I thought Rountree was going to beat debuting Brazilian Johnny Walker but I strongly advocated to avoid betting on him, and what transpired in Buenos Aires is precisely why. For all his athleticism and powerful southpaw striking, it took less than two minutes for “The War Horse” to get absolutely clobbered with a clinch elbow by a lanky, awkward opponent. Plain and simple, despite having some great natural gifts, Rountree can’t be relied on, and it’s unlikely he’ll ever maximize his potential in the cage. He’s a dangerous fighter but fundamentally flawed.

Through his first four pro fights in the Resurrection Fighting Alliance, I though Rountree was going to be a future power player at 205 pounds. I was dead certain he was going to win “The Ultimate Fighter 23.” Then, he completely gassed out and got dominated by a ho-hum, unremarkable fighter in Andrew Sanchez in the final. Then he gave up a horrible takedown and got mauled on the ground by Tyson Pedro. Then he gassed out in three minutes against Michal Oleksiejczuk. Rountree is still athletically gifted and a powerful enough striker that he’ll probably register some highlight-reel knockouts in the future and find a way to stay on UFC roster; and at 28 years old, he’s still likely has some untapped potential and room for improvement. However, his shaky defense, miserable cardio and frustrating lack of strategy will likely confine him to being a heavy-hitting spoiler instead of the major star I forecasted he would become.

This Sport Needs Spoilers, Too


One of the most authoritative performance of UFC Fight Night 140 came courtesy of Prazeres, who needed just 62 seconds to essentially knock out Barosz Fabinski and then latch onto a devastating guillotine choke to force the submission. It was the Brazilian’s eight straight victory in the Octagon and yet another example of what a devastating squeeze the man possesses.

After two straight wins at 170 pounds, Prazeres says he wants to return to the lightweight division. Regardless of what division he settles into, he’s choosing between arguably the two deepest and most talented divisions in the entire sport, and frankly, Prazeres is limited. While he showed some surprising pop in his hands by clocking Fabinski with his overhand right, he’s still a rocked-up 5-foot-6 guy with limited reach and suspect cardio. While he’s strong as hell, his takedowns are predicated on just that and not especially clean wrestling technique. When he can’t grab hold of his opponent’s neck, his fights can often be irritating, prosaic affairs. We’re not looking at Top-10 lightweight or welterweight, but that doesn’t mean Prazeres -- or other high-level gatekeepers -- isn’t important.

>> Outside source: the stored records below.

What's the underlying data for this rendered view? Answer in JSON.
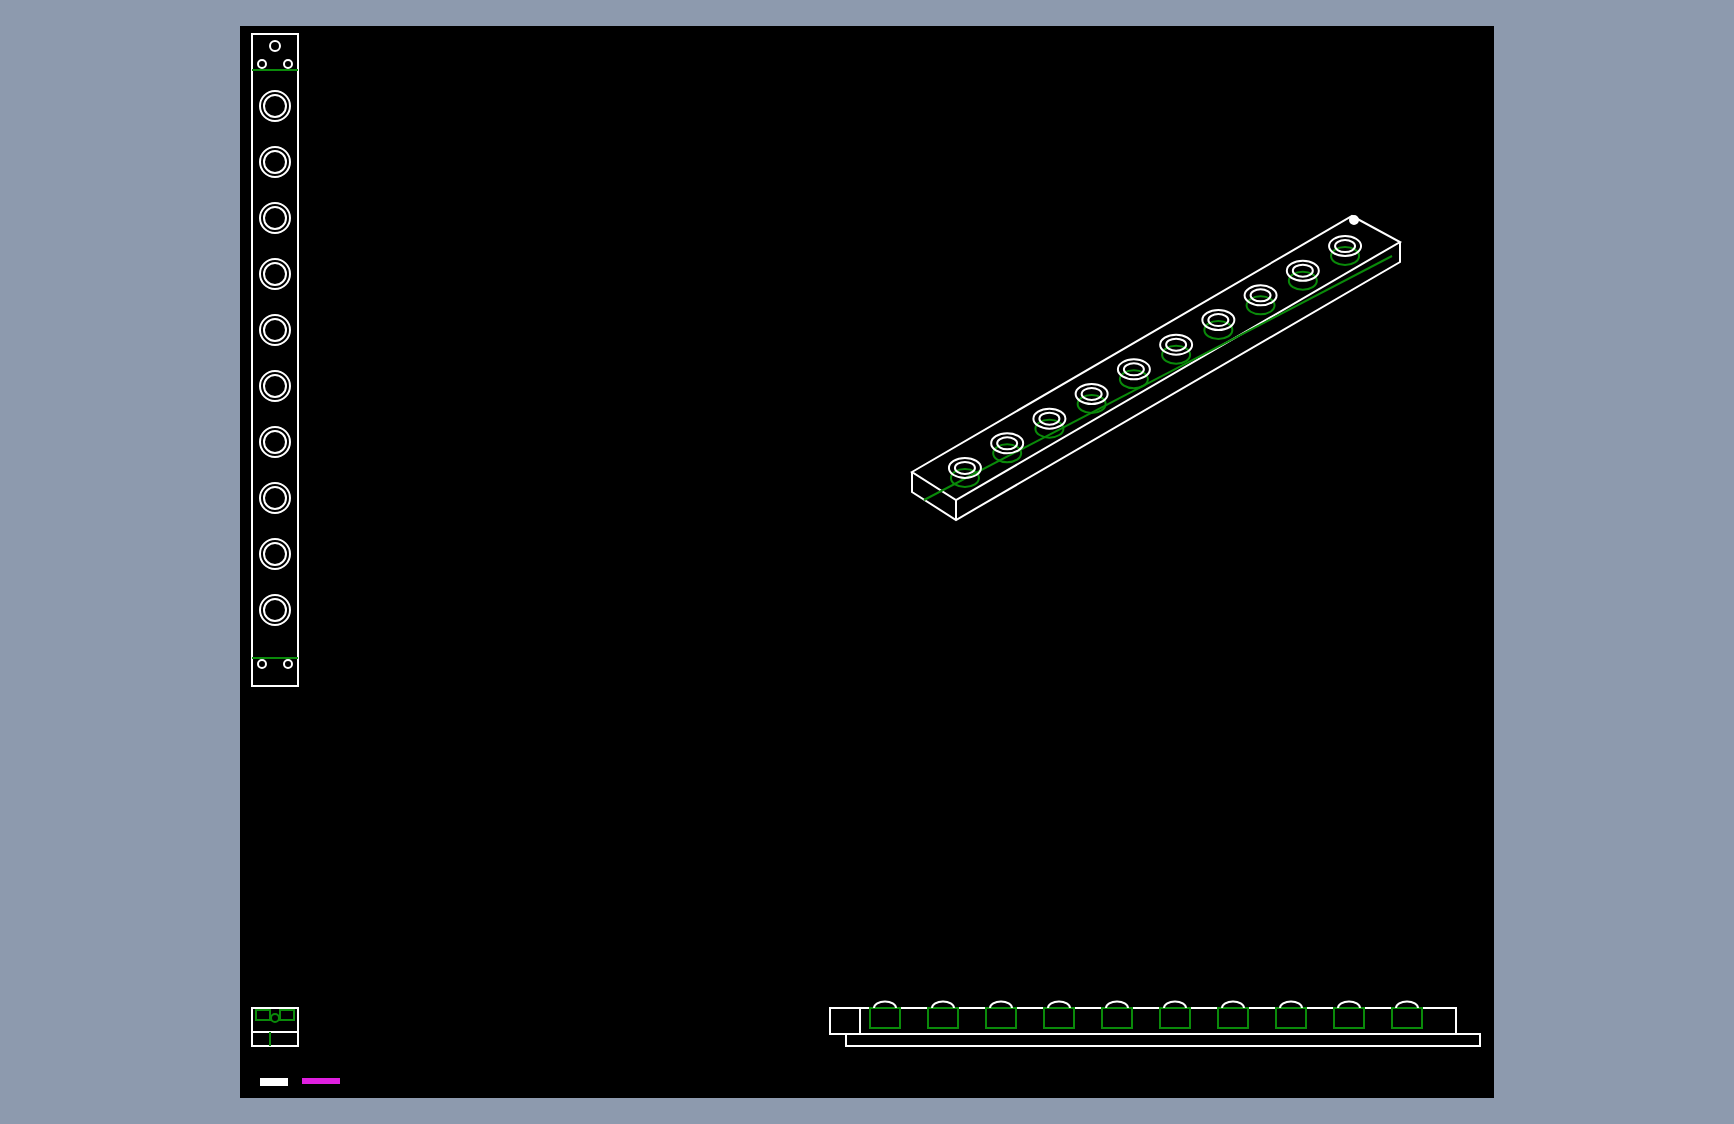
{
  "drawing": {
    "views": [
      {
        "kind": "plan"
      },
      {
        "kind": "isometric"
      },
      {
        "kind": "end"
      },
      {
        "kind": "side"
      },
      {
        "kind": "title_marks"
      }
    ]
  }
}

That’s not the worst of things. This sport takes all kinds, and not every fighter is going to be a champion or pound-for-pound stalwart. While we like to imagine fighters constantly striving toward an ideal of well-roundedness, there’s still a viable and crucial place for stylistic specialists who just have a couple of dangerous weapons and know how to flex them against any opponent on any given night. If it just so happens that they’re a freakishly muscled short guy who can strangle an opponent so hard it looks like his eyes are going to pop out of his head, I’m cool with that. You should be, too.